• The Satanic Temple recently announced multiple new after-school clubs across the country, raising concerns from religious advocates about the impact that pushing Satanism on students could have in the future. 
  • TST describes its religion as a “scientific, rationalist and non-superstitious worldview” and TST’s National Campaign Director June Everett told NBC affiliate WAVY that the purpose of the clubs is to go “to schools where other religious clubs are operating” to provide an alternative.
  • “Parents need to wake up and understand false ideologies are everywhere and they must train up their children to follow the one true God of love, not one of evil and destruction,” Penny Nance, CEO and president of Concerned Women for America, the nation’s largest women’s public policy organization, told the Daily Caller News Foundation.

The Satanic Temple (TST) made headlines in 2022 for fighting for the right to create after-school clubs for students and has recently been launching new groups across the country, raising concerns for religious advocates about the potential impact Satanism may have on students’ perception of faith.

A TST “After-School Satan Club” was approved in December 2022 at a Virginia elementary school, provoking many parents, who were disturbed by the push to indoctrinate children into Satanism, to protest the club, according to RealClearEducation. TST has announced the formation of multiple new clubs in New York, Pennsylvania and Colorado in just the past month and religious advocates have taken note of the trend, telling the Daily Caller News Foundation that the normalization of Satanism could be detrimental to students later in life.
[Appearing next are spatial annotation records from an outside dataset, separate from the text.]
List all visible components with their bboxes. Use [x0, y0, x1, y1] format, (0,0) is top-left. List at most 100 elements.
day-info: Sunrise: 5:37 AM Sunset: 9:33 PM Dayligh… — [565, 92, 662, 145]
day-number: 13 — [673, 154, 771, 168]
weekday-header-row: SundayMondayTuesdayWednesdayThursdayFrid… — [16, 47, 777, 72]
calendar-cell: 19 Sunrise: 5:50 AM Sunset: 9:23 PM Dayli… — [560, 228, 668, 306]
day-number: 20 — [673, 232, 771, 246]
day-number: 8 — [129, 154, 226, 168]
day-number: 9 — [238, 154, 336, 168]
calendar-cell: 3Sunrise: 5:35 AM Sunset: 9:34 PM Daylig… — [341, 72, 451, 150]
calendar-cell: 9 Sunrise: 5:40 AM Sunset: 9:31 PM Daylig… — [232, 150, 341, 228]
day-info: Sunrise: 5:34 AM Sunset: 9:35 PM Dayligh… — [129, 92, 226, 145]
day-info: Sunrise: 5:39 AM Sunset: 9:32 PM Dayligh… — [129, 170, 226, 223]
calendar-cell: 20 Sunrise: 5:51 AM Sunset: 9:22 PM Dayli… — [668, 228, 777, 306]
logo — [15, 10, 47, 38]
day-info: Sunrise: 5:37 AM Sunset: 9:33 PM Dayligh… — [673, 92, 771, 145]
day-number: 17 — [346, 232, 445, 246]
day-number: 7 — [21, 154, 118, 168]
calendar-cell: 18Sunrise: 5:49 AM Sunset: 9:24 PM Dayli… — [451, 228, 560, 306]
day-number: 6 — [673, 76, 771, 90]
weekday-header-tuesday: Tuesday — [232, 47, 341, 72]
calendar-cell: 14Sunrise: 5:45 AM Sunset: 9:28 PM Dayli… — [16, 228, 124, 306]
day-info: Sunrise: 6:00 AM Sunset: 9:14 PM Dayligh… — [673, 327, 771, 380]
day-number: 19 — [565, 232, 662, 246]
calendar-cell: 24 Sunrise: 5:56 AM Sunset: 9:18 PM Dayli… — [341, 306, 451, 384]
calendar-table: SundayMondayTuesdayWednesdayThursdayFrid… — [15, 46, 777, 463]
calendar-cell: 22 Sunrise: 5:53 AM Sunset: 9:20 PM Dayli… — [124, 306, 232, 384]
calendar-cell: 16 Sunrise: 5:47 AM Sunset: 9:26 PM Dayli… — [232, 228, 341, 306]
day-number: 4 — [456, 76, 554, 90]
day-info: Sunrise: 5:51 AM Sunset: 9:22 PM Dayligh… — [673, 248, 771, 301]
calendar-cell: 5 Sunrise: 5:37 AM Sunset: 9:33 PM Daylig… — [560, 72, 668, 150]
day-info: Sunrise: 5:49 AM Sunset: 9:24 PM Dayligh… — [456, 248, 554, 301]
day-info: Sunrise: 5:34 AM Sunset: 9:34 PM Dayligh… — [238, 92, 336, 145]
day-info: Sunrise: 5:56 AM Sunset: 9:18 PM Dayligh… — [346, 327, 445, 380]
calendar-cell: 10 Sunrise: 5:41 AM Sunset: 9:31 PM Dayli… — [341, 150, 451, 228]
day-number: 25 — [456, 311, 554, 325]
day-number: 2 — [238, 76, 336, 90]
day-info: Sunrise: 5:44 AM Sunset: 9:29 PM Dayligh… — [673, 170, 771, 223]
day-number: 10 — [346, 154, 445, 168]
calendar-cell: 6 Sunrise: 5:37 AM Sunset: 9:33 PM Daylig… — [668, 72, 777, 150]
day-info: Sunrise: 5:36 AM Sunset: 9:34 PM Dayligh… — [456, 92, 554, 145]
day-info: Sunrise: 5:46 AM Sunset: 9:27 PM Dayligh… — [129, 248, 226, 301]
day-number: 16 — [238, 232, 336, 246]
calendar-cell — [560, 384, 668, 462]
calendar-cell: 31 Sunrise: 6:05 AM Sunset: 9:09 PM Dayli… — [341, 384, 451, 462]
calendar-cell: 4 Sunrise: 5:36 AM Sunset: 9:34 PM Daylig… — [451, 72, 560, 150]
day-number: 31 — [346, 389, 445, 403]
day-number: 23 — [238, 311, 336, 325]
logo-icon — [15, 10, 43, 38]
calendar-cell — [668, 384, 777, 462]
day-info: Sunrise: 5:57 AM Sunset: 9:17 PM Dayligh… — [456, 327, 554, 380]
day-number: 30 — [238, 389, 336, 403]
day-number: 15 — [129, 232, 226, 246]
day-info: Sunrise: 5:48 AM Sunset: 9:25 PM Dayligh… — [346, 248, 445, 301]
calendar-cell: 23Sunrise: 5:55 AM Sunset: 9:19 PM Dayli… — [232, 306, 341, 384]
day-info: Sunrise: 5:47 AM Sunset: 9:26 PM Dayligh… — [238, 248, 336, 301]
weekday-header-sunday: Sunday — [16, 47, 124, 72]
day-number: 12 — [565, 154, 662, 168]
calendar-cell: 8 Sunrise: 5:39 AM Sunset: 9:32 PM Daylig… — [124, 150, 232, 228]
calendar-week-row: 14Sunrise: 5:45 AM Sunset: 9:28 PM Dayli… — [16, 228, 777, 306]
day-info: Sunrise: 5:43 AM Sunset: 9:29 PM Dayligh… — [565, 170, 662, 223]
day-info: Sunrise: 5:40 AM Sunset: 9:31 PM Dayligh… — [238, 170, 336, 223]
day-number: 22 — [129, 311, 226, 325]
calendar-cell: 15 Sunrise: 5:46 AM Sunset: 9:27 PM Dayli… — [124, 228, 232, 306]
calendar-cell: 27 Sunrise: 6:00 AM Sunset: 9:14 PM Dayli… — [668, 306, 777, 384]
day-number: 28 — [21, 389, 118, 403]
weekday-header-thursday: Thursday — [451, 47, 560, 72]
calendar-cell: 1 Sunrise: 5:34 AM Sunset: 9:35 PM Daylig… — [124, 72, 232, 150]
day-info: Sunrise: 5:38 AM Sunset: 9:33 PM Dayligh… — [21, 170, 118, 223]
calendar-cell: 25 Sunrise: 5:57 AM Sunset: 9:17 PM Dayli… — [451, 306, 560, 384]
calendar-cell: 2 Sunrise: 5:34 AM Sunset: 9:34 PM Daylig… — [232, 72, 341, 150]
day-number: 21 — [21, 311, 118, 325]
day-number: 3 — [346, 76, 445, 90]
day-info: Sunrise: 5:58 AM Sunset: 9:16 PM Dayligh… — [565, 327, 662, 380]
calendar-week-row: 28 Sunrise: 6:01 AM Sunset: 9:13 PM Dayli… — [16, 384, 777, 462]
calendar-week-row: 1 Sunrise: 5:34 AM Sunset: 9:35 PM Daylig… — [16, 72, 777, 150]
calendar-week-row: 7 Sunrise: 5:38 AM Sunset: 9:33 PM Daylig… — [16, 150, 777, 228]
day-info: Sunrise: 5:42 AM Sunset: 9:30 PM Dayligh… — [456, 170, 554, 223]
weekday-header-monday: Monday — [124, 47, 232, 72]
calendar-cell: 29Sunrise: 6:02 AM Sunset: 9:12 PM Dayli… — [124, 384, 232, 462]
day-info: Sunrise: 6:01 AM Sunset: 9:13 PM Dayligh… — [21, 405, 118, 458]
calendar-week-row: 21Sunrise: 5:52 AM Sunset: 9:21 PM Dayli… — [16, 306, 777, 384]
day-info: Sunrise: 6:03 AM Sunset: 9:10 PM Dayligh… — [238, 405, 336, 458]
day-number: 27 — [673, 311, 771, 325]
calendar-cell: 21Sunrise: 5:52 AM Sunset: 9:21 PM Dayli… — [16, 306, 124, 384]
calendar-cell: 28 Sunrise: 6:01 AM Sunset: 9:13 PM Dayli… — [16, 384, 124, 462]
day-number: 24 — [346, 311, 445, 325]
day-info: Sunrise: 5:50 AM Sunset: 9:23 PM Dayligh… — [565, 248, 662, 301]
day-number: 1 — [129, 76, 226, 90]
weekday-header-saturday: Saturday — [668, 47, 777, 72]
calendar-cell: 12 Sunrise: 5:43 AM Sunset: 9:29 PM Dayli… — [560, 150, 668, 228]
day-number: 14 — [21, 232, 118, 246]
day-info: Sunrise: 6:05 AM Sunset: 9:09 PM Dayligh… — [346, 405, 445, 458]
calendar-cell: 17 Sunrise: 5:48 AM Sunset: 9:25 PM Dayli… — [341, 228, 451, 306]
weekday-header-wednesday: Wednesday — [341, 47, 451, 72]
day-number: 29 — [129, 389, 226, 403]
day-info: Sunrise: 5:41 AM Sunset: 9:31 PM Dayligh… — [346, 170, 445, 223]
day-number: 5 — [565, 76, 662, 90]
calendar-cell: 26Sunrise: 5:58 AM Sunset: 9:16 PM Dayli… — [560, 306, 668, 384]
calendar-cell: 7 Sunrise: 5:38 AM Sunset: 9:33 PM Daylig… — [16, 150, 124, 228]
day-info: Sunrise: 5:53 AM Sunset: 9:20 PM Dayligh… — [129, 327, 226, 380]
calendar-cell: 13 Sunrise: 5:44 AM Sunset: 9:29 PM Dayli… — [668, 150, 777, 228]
“A satanic club is the antithesis of religion,” Penny Nance, CEO and president of Concerned Women for America, the nation’s largest women’s public policy organization, told the DCNF. “Groups like this have free speech rights but Satanism is not a religion. The fact that there are more of these clubs popping up means kids are searching for something to believe in.”

“The decision to promote the Satanic Temple in schools is a concerning development in districts across the country,” Delano Squires, a research fellow at the Heritage Foundation’s Richard and Helen DeVos Center for Life, Religion, and Family. “This group has no more ‘right’ to students and schools as a Neo-Nazi club demanding representation. Schools should use wisdom and discernment with regard to decisions related to extracurricular activities.”